3 replies on “But You Don’t Look Autistic!”
  1. says: MrsMac

    Connor,
    Thank you for you story. As a mother to a young man on the spectrum I appreciate your being able to put it out in the world.
    My son, is also atypical even in his autism.

  2. As in a similar place Connor, I urge you to not tell anyone again that you are autistic, they can never understand Connor — and besides, you see it as a deficit and it is not, go with all your strengths and consider yourself Human 2.0.

    Those anxieties and frustrations are because you are trying to be one of them…and you cannot be that, it’s like a cat wanting to be a dog. Dogs are so goddam needy, cats, if the world was flat would kick us all of the edge. Cats can live alone and thrive.

    Soon the whole world will be on the spectrum, of course, I have suspected everyone is to a point already — some just ever so slightly touched enough to be a pain in the ass, others are close, and some are like me and you and even more gifted.

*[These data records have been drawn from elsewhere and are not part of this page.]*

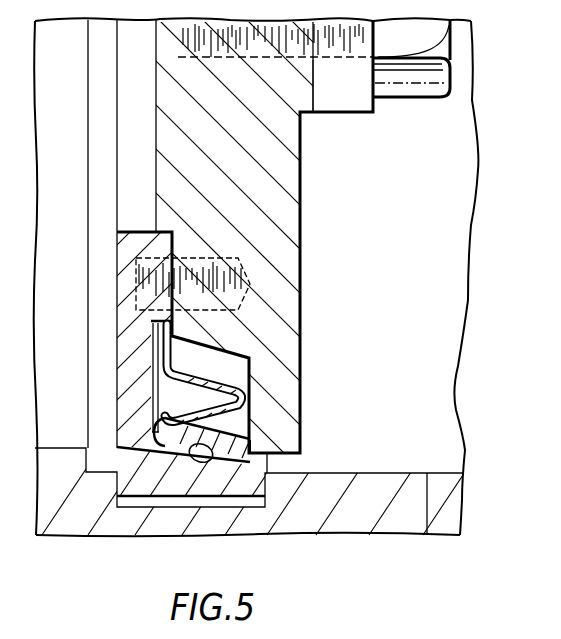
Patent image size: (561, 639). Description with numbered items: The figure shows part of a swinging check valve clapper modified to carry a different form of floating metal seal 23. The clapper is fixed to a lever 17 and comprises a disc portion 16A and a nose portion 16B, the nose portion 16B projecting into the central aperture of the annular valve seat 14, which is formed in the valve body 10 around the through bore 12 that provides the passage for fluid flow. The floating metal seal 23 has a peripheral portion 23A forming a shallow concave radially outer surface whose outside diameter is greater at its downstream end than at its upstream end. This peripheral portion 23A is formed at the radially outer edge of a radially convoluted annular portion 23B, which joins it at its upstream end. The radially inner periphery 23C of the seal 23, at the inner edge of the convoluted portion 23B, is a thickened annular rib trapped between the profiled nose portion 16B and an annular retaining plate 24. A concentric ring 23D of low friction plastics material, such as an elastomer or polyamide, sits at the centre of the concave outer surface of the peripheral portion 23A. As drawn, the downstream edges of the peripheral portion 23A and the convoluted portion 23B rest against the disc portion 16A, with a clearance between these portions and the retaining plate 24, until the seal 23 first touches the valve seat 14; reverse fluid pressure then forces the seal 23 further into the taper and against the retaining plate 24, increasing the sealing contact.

The valve body 10 is at (335, 520).
The through bore 12 is at (427, 535).
The valve seat 14 is at (183, 484).
The disc portion 16A is at (291, 311).
The nose portion 16B is at (166, 176).
The lever 17 is at (351, 95).
The floating metal seal 23 is at (153, 431).
The peripheral portion 23A is at (245, 443).
The radially convoluted annular portion 23B is at (250, 374).
The radially inner periphery 23C is at (151, 327).
The concentric ring of low friction plastics material 23D is at (200, 452).
The annular retaining plate 24 is at (128, 378).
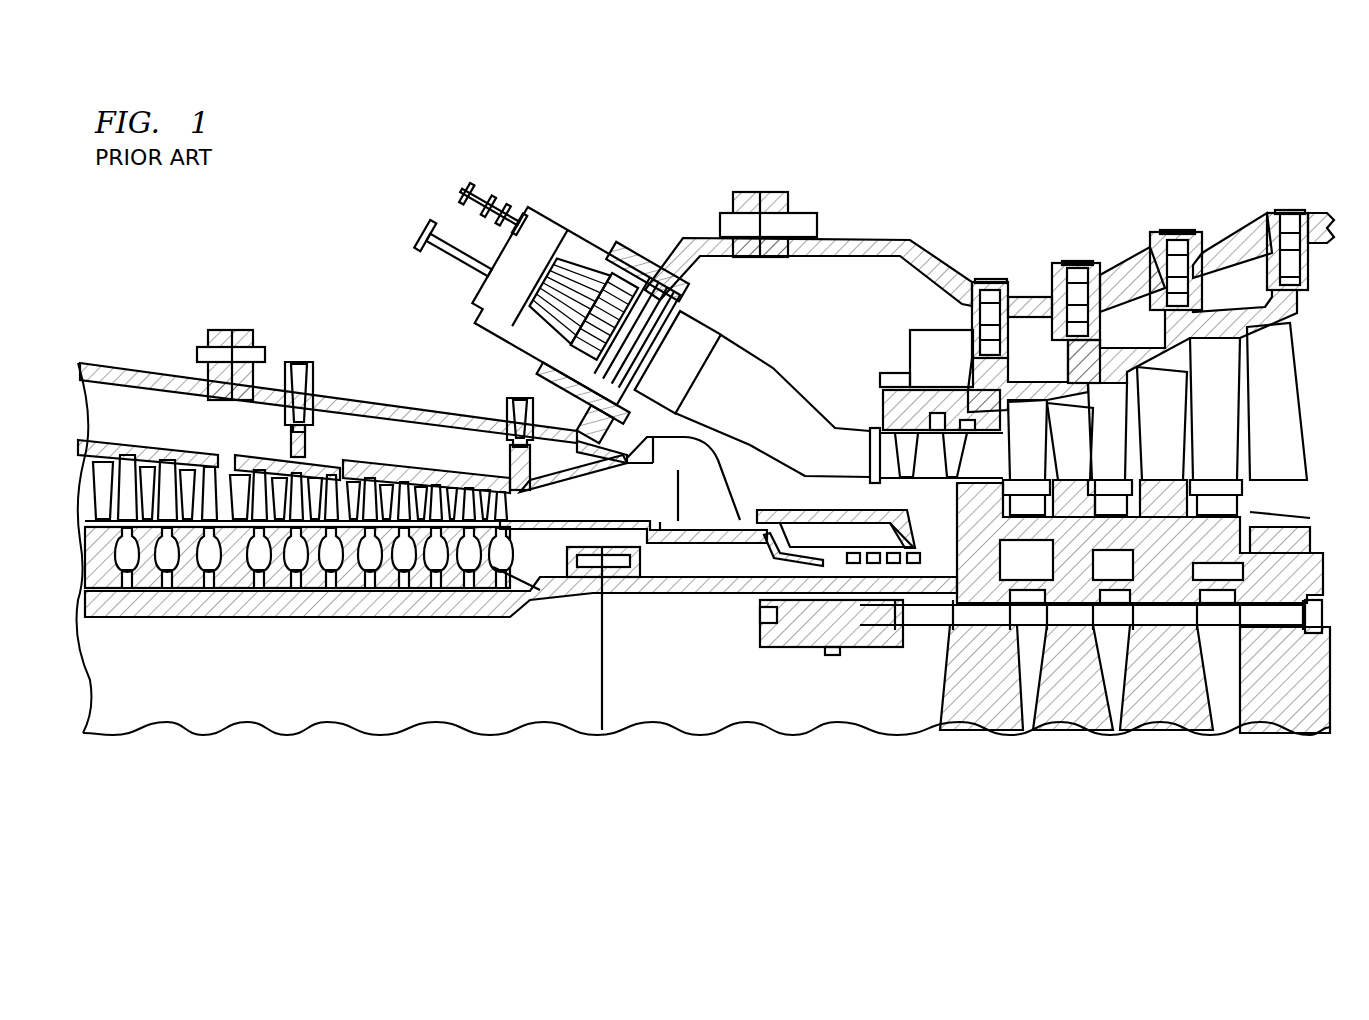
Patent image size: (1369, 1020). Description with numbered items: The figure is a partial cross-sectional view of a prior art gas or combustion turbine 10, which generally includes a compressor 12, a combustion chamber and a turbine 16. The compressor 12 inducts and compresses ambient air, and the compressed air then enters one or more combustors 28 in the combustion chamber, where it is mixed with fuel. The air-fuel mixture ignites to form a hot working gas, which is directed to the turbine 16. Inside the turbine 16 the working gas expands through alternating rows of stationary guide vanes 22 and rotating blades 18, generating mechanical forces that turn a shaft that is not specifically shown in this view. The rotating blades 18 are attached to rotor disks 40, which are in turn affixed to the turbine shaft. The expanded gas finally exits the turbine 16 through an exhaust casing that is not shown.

    Women, well, be careful what you wish for, they are the worst at mate crimes. They learn your ways so quickly and exploit them. So concerned at first, but it only becomes a dependency. And sometimes I things they need to exploit to cope with eccentricities.

    Emotions are not that important, they are signals from your environment that you are not satisfied with it; or that you are a bit Aspie today; they are clues to you viscerally.

    Have you Polyvagalism? Many times we lead from our organs and senses; sympathetic and parasympathetic nervous system, look at the 12 cranial nerves.
    Understand what they do and why?

    Culture is the manipulation of your reality, you must as an Asperger create your own world, and only allow those in, that will behave appropriately.
    Otherwise, you might as well bang your heart against the wall for the rest of your life.

    Signed: Very old, in fact, ancient Aspie.